I watched the first Captain America movie last night on TV.
I'm a casual viewer of superhero movies. I've enjoyed Iron Man (mostly 1 and 3, 2 was a bit of a hot mess), The Avengers (good, not great -- good opening and good climatic battle, but a bit aimless in the middle), Hellboy (Ron Perlman is always fun), and the Michael Keaton Batman. I like the Xmen franchise, mostly for Hugh Jackman, Patrick Stewart and Ian McKellen.
But not every superhero appeals to me. I dislike the Spiderman movies intensely (Spiderman/Peter Parker is a pathetic whiner). I thought Thor was BOR-ING. And I still like Bill Bixby/Lou Ferigno's Hulk better than anything that's been in the movies. Superman is a boring, way-to-perfect character. (The only character in Smallville I ever liked was Michael Rosenbaum's Lex Luthor.)
But, I hadn't seen the Captain America movie before, and in The Avengers, he didn't make much impression on me. I really didn't know what to expect with the Captain America movie. If it was going to be based around the character we saw in The Avengers, it had a strong potential to be bland and forgettable.
That's not what I saw.
I found the character of Steve Rogers somewhat disturbing.
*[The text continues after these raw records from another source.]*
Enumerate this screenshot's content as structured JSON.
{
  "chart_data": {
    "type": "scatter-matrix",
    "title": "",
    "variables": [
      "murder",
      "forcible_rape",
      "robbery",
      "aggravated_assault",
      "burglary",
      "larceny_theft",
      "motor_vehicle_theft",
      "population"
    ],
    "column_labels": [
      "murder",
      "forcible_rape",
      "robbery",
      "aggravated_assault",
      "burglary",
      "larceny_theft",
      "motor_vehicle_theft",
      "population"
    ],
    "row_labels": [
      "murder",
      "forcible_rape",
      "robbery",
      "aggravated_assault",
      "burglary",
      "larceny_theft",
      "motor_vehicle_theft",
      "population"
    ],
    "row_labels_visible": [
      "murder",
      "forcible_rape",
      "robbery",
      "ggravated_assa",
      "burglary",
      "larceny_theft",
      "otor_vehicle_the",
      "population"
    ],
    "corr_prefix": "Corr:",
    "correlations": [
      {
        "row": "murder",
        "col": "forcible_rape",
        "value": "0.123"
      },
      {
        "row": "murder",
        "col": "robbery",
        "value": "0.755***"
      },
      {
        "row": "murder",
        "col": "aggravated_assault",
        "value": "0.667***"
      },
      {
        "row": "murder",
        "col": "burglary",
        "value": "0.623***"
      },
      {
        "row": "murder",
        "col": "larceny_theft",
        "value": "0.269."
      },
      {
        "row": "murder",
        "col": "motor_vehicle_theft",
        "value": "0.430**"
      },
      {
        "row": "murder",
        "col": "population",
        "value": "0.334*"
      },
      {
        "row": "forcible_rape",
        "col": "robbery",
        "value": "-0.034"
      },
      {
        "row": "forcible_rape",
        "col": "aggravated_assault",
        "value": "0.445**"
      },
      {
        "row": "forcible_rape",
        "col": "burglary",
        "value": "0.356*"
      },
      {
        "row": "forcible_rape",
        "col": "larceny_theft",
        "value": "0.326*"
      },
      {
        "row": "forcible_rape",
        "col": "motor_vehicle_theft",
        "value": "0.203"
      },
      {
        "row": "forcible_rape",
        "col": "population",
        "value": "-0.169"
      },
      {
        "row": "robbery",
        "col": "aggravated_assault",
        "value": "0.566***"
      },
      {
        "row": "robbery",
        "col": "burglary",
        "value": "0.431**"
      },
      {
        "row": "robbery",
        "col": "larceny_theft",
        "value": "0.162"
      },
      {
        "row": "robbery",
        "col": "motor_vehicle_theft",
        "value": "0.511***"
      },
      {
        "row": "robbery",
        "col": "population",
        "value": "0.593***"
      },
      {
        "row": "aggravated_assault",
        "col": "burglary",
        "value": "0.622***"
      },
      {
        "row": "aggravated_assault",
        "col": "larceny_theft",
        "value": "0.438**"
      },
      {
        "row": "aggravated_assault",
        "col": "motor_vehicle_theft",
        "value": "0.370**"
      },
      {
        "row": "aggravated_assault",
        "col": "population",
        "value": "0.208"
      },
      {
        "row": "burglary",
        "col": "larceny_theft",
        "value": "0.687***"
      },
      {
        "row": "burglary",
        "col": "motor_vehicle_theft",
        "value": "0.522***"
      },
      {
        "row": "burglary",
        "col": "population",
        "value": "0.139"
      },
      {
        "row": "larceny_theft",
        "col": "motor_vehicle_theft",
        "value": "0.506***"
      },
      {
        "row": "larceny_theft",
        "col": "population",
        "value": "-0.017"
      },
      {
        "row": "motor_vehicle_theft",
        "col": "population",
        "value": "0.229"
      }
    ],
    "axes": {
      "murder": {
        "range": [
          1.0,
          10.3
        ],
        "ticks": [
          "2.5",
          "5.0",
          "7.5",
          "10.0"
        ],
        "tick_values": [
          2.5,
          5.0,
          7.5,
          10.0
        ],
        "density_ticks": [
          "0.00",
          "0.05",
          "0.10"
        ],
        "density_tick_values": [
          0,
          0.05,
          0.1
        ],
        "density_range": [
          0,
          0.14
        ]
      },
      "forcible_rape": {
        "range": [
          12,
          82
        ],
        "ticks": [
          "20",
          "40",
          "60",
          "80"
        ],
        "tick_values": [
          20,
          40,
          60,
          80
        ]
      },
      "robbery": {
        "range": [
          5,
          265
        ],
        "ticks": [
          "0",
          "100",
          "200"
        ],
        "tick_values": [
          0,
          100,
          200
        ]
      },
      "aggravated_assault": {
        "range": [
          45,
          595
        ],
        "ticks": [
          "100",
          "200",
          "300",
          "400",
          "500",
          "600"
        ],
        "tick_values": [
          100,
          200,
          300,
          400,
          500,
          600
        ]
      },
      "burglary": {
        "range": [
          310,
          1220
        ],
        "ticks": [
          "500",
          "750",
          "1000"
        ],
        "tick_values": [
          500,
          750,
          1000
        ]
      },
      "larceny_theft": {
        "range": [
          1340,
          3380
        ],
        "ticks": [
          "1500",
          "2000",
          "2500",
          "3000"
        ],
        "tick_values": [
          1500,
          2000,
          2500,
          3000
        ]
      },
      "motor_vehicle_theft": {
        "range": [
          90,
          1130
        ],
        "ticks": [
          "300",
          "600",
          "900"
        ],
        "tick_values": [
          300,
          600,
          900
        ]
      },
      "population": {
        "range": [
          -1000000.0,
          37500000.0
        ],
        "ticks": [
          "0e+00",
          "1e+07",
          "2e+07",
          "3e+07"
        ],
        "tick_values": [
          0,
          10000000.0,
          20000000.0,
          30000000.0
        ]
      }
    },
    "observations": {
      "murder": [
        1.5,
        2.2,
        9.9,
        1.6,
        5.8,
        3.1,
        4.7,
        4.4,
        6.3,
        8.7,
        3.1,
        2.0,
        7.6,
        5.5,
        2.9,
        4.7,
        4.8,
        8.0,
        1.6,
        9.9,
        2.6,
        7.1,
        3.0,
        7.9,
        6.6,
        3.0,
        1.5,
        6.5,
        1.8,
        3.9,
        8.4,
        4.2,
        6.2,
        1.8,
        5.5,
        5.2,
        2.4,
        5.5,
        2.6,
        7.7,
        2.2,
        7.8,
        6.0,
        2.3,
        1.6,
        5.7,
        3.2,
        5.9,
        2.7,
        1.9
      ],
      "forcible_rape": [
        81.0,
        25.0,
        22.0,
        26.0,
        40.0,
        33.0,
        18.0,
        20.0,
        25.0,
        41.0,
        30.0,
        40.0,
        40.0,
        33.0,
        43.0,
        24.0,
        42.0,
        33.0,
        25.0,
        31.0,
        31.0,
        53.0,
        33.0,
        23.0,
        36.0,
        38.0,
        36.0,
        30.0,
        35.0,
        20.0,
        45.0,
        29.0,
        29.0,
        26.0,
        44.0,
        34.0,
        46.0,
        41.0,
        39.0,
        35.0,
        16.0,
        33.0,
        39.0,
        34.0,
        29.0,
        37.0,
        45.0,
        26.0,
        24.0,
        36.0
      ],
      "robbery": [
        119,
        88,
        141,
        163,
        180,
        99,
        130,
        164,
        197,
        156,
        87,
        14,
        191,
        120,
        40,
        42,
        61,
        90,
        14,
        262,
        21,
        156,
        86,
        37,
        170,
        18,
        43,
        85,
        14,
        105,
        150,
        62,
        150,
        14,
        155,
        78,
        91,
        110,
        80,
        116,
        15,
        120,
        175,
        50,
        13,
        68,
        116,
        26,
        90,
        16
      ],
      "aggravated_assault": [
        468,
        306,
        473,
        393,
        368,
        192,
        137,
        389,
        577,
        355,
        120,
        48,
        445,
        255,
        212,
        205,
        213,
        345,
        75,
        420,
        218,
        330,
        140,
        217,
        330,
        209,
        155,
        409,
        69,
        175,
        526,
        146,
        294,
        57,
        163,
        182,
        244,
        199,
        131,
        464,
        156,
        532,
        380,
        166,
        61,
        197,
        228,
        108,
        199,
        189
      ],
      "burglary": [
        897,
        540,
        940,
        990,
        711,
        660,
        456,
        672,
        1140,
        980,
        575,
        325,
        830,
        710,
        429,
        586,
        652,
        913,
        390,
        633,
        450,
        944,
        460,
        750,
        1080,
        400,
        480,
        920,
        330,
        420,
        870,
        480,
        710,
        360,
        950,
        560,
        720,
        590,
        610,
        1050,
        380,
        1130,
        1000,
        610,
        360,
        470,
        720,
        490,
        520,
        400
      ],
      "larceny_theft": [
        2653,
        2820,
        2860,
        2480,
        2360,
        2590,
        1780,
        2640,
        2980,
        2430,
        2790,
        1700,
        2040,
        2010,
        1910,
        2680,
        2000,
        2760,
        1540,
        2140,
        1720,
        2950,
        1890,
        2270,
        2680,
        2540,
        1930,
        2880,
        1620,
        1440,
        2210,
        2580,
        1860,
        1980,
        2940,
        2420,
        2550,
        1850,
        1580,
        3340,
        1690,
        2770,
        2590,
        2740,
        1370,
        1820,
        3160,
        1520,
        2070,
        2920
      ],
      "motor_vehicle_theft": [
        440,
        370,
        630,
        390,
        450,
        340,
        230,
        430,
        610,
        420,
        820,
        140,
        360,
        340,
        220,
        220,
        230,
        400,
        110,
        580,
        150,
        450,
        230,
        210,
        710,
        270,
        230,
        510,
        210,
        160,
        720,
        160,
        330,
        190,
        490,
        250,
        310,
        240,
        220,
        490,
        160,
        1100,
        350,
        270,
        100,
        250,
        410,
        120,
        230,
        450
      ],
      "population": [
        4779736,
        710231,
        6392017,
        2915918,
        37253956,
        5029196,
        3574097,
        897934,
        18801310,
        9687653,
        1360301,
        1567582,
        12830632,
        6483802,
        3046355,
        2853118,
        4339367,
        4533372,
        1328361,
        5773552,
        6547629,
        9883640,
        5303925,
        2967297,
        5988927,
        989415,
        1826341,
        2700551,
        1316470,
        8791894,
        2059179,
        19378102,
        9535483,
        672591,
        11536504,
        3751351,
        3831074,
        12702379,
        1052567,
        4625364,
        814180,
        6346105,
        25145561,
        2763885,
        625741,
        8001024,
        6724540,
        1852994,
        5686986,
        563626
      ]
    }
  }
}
In terms of the basic comic book trope, Steve Rogers is pretty much par for the course. He's the wimp who through some event is transformed into a physical paragon. It's much the same back story we saw with Spiderman (wimpy teen bitten by a radioactive spider), Batman (child orphaned by crime who grows up to be a crime fighter), and many other comic book characters.
The formula is "kid who got pushed around at school finds a way to show up all the bullies and triumph." It's a convention sure to resonate with a lot of children.
In the context of Captain America, Steve Rogers is an asthmatic, 90-pound weakling who is turned down for service in WWII because of physical shortcomings. But he's a hyper-patriot and goes around picking fights with bigger men, only to get the stuffings knocked out of him over and over.
If you look at this as a WWII story, it makes nominal sense. But I saw something different than hyper-patriotism (which is troubling enough in the age of the Iraq and Afghanistan wars and the Tea Party) and WWII fervor.
When a small, sickly man goes around picking fight after fight that he's inevitably going to lose, I see a man with really serious anger issues.
Steve Rogers looks a bit like a distant cousin of Elliot Rodgers.
In one and only one scene before Steve Rogers' transformation, do we see him work anything out and solve a problem by non-physical means (the flag pole problem).
When he's asked if he wants to kill Nazis, he says he doesn't want to kill anybody, but I don't believe him. I think he wants to kill somebody bad... why else keep trying to enlist over and over?
The movie, as it plays out, is a bit silly. By the time we get around to the big finish, flying the Nazi plane into the ice cap to save New York, I was rolling my eyes regularly.
At the end, I would have been quite content to leave him under the ice. The actor/character combination was something less than charismatic. He's sort of bland and blank.
And now that he's been revived and is superhero-ing around our era, I wonder if those anger issues aren't going to come to the surface someday.